Another proposed decision recommends approval of the Rice Solar Energy Project, a 150-megawatt installation planned at the site of the remains of an abandoned desert military camp called Rice, off Route 62 about 40 miles northwest of Blythe.

The project would occupy about 1,410 acres of a larger private property. The planned installation is a concentrating solar thermal complex at which fields of mirrors called heliostats would focus heat onto a collector near the top of a central tower rising 65 stories above the desert floor.

Molten salt would be used as both a heat transfer and storage medium. The hot liquid salt, at up to about 1,050 degrees Fahrenheit, is to be piped to heat exchangers to heat water and produce steam, which would be used to generate electricity in a conventional steam turbine-generator.

According to the Energy Commission, the salt is a mixture of sodium nitrate, which is a common ingredient in fertilizer, and potassium nitrate, a fertilizer and food additive. The mineral products are to be mixed at the site as received directly from mines in solid crystallized form and would be used without additives or further processing other than mixing and heating. The molten salt has a viscosity and appearance similar to water, the commission said, and is circulated through tubes in the receiver, collecting the energy gathered from the sun.

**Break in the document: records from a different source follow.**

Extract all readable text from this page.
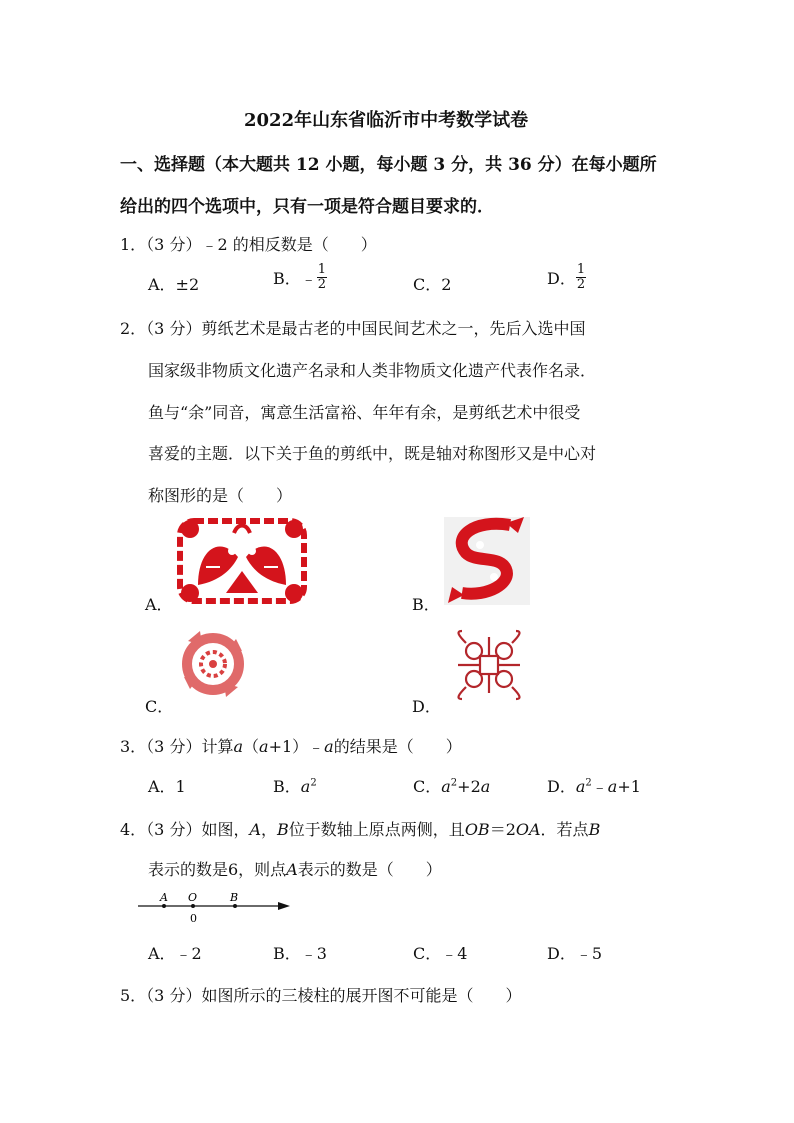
2022年山东省临沂市中考数学试卷
一、选择题（本大题共 12 小题，每小题 3 分，共 36 分）在每小题所
给出的四个选项中，只有一项是符合题目要求的．
1．（3 分）﹣2 的相反数是（　　）
A．±2	B．﹣ $\frac{1}{2}$	C．2	D． $\frac{1}{2}$
2．（3 分）剪纸艺术是最古老的中国民间艺术之一，先后入选中国
国家级非物质文化遗产名录和人类非物质文化遗产代表作名录．
鱼与“余”同音，寓意生活富裕、年年有余，是剪纸艺术中很受
喜爱的主题．以下关于鱼的剪纸中，既是轴对称图形又是中心对
称图形的是（　　）
A．	B．
C．	D．
3．（3 分）计算a（a+1）﹣a的结果是（　　）
A．1	B．$a^2$	C．$a^2+2a$	D．$a^2﹣a+1$
4．（3 分）如图，A，B位于数轴上原点两侧，且OB＝2OA．若点B
表示的数是6，则点A表示的数是（　　）
A O	B
0
A．﹣2	B．﹣3	C．﹣4	D．﹣5
5．（3 分）如图所示的三棱柱的展开图不可能是（　　）
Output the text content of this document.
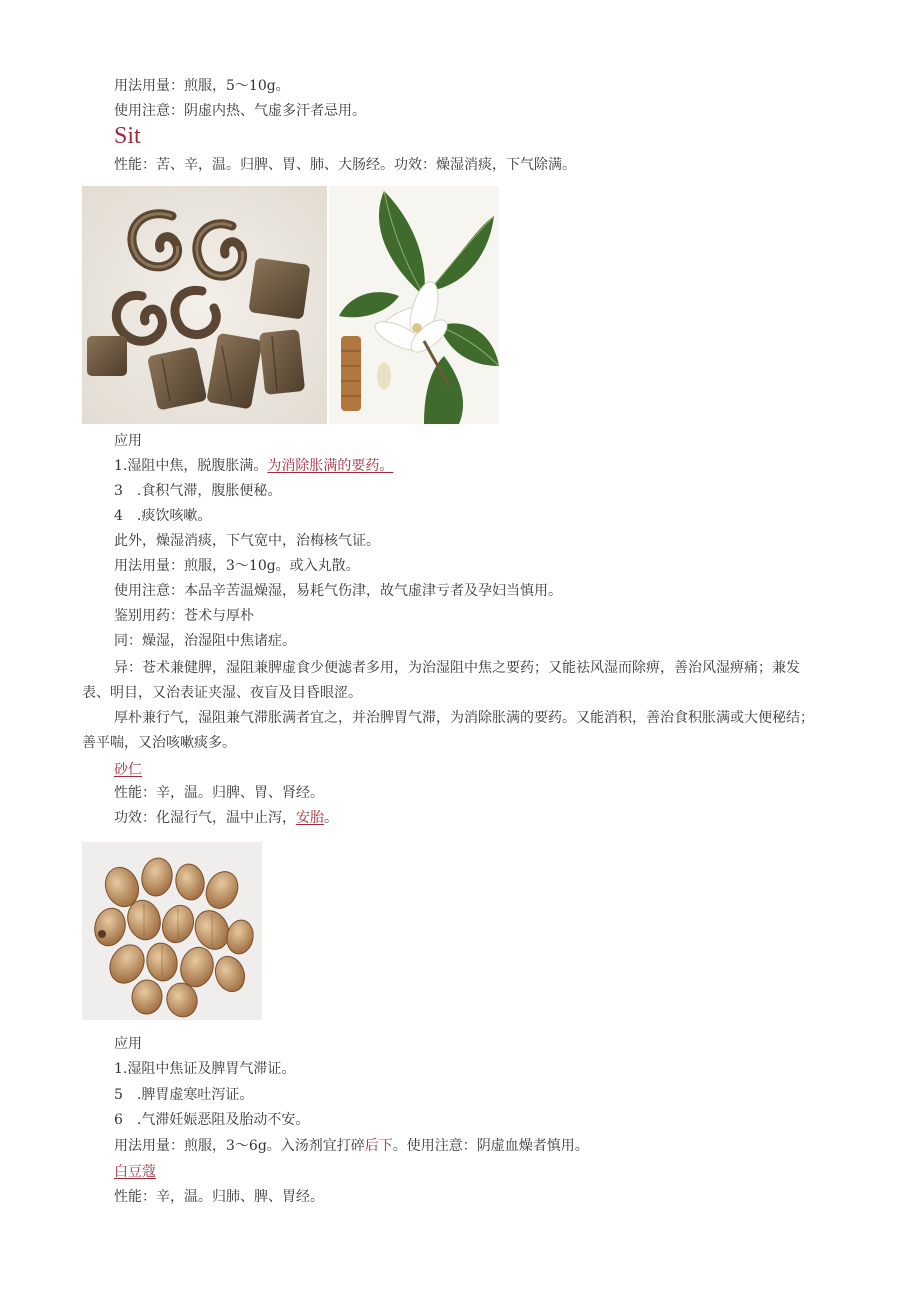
用法用量：煎服，5～10g。
使用注意：阴虚内热、气虚多汗者忌用。
Sit
性能：苦、辛，温。归脾、胃、肺、大肠经。功效：燥湿消痰，下气除满。
应用
1.湿阻中焦，脱腹胀满。为消除胀满的要药。
3　.食积气滞，腹胀便秘。
4　.痰饮咳嗽。
此外，燥湿消痰，下气宽中，治梅核气证。
用法用量：煎服，3～10g。或入丸散。
使用注意：本品辛苦温燥湿，易耗气伤津，故气虚津亏者及孕妇当慎用。
鉴别用药：苍术与厚朴
同：燥湿，治湿阻中焦诸症。
异：苍术兼健脾，湿阻兼脾虚食少便滤者多用，为治湿阻中焦之要药；又能祛风湿而除痹，善治风湿痹痛；兼发表、明目，又治表证夹湿、夜盲及目昏眼涩。
厚朴兼行气，湿阻兼气滞胀满者宜之，并治脾胃气滞，为消除胀满的要药。又能消积，善治食积胀满或大便秘结；善平喘，又治咳嗽痰多。
砂仁
性能：辛，温。归脾、胃、肾经。
功效：化湿行气，温中止泻，安胎。
应用
1.湿阻中焦证及脾胃气滞证。
5　.脾胃虚寒吐泻证。
6　.气滞妊娠恶阻及胎动不安。
用法用量：煎服，3～6g。入汤剂宜打碎后下。使用注意：阴虚血燥者慎用。
白豆蔻
性能：辛，温。归肺、脾、胃经。
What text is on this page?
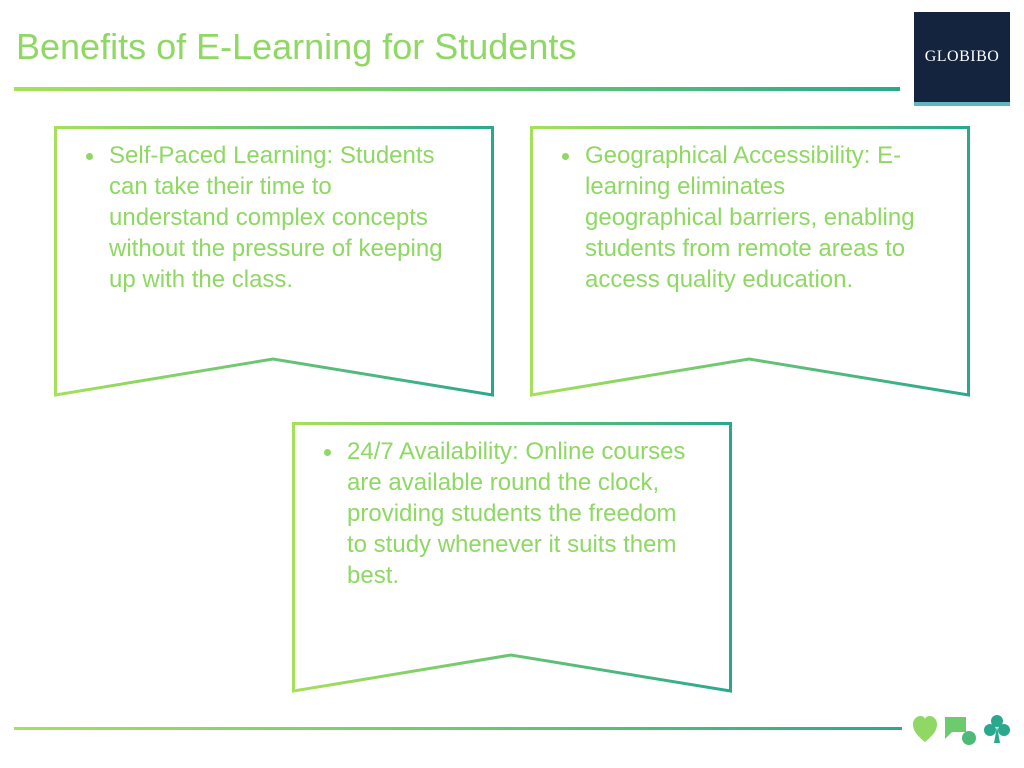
Benefits of E-Learning for Students	GLOBIBO
Self-Paced Learning: Students can take their time to understand complex concepts without the pressure of keeping up with the class.
Geographical Accessibility: E-learning eliminates geographical barriers, enabling students from remote areas to access quality education.
24/7 Availability: Online courses are available round the clock, providing students the freedom to study whenever it suits them best.
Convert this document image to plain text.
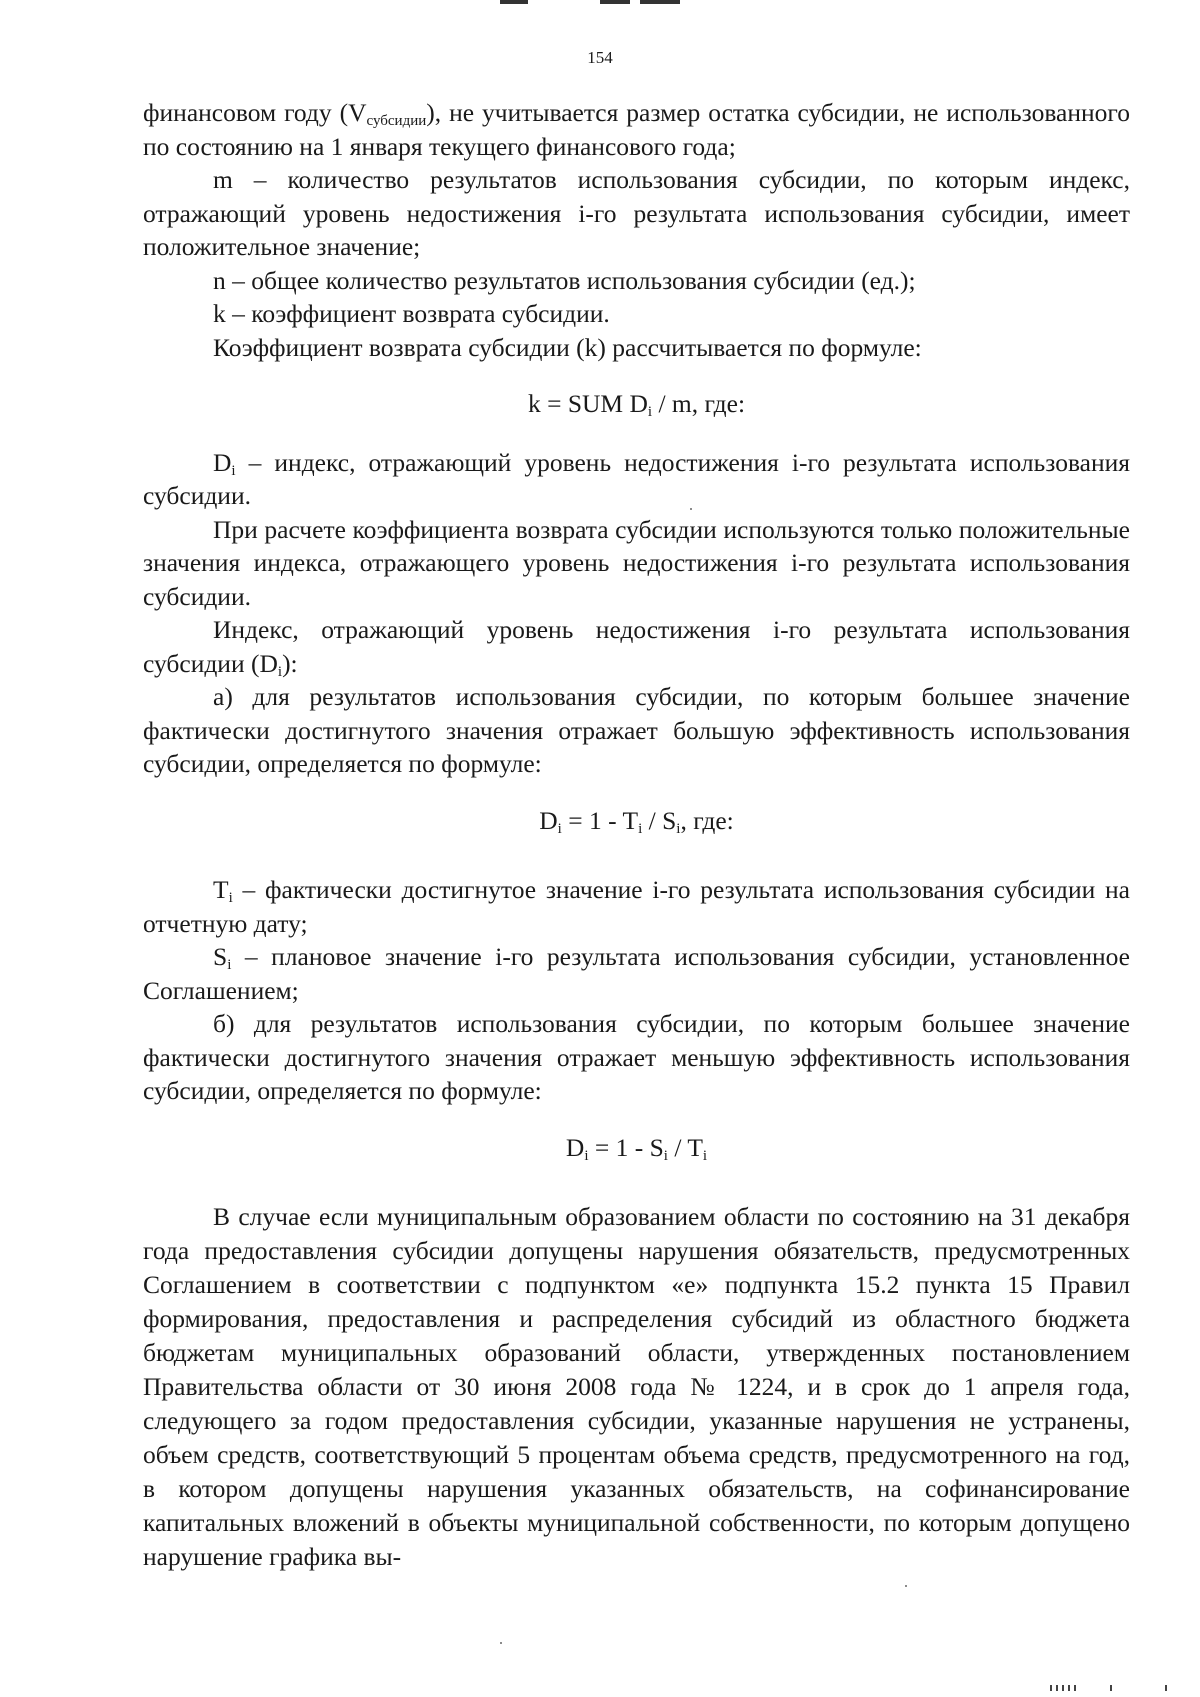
154

финансовом году $(V_{субсидии})$, не учитывается размер остатка субсидии, не использованного по состоянию на 1 января текущего финансового года;

m – количество результатов использования субсидии, по которым индекс, отражающий уровень недостижения i-го результата использования субсидии, имеет положительное значение;

n – общее количество результатов использования субсидии (ед.);

k – коэффициент возврата субсидии.

Коэффициент возврата субсидии (k) рассчитывается по формуле:

k = SUM $D_i$ / m, где:

$D_i$ – индекс, отражающий уровень недостижения i-го результата использования субсидии.

При расчете коэффициента возврата субсидии используются только положительные значения индекса, отражающего уровень недостижения i-го результата использования субсидии.

Индекс, отражающий уровень недостижения i-го результата использования субсидии $(D_i)$:

а) для результатов использования субсидии, по которым большее значение фактически достигнутого значения отражает большую эффективность использования субсидии, определяется по формуле:

$D_i = 1 - T_i / S_i$, где:

$T_i$ – фактически достигнутое значение i-го результата использования субсидии на отчетную дату;

$S_i$ – плановое значение i-го результата использования субсидии, установленное Соглашением;

б) для результатов использования субсидии, по которым большее значение фактически достигнутого значения отражает меньшую эффективность использования субсидии, определяется по формуле:

$D_i = 1 - S_i / T_i$

В случае если муниципальным образованием области по состоянию на 31 декабря года предоставления субсидии допущены нарушения обязательств, предусмотренных Соглашением в соответствии с подпунктом «е» подпункта 15.2 пункта 15 Правил формирования, предоставления и распределения субсидий из областного бюджета бюджетам муниципальных образований области, утвержденных постановлением Правительства области от 30 июня 2008 года № 1224, и в срок до 1 апреля года, следующего за годом предоставления субсидии, указанные нарушения не устранены, объем средств, соответствующий 5 процентам объема средств, предусмотренного на год, в котором допущены нарушения указанных обязательств, на софинансирование капитальных вложений в объекты муниципальной собственности, по которым допущено нарушение графика вы-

Stored in a special tank, the molten salt retains heat well, allowing electricity to be generated after sunset. The heat can be stored for several days, according to the developers. The technology was demonstrated at a 10-megawatt test plant called Solar Two that operated from 1996 to 1999 in the Mojave Desert near Barstow, Calif.

The Rice project is proposed by a subsidiary of a company called Solar Reserve. Construction is expected to take about 30 months, with a peak workforce of about 440, according to the proposed decision. The project requires approval from the federal Bureau of Land Management for a proposed electrical tie-in line and a planned substation, which would occupy public land.

The abandoned community known as Rice, where the project is to be built, was the site of a military encampment during World War II that was overseen by Gen. George S. Patton. The site included an Army Air Field and Camp Rice, which was part of the Desert Training Center, California-Arizona Maneuver Area. The area was used to train soldiers for the North African campaign, according to the Energy Commission’s documentation, and Camp Rice housed the 5th Armored Division.

In 1964, the area was used for a military training exercise called Joint Exercise Desert Strike, which, according to the website of the 506th Airborne Infantry Regiment Association, was better known as “The Long, Hot Walk.”

The Camp Rice buildings and Air Field structures are now mostly gone except for crumbling foundations, and the scrub-covered site from the ground is almost indistinguishable from the surrounding desert.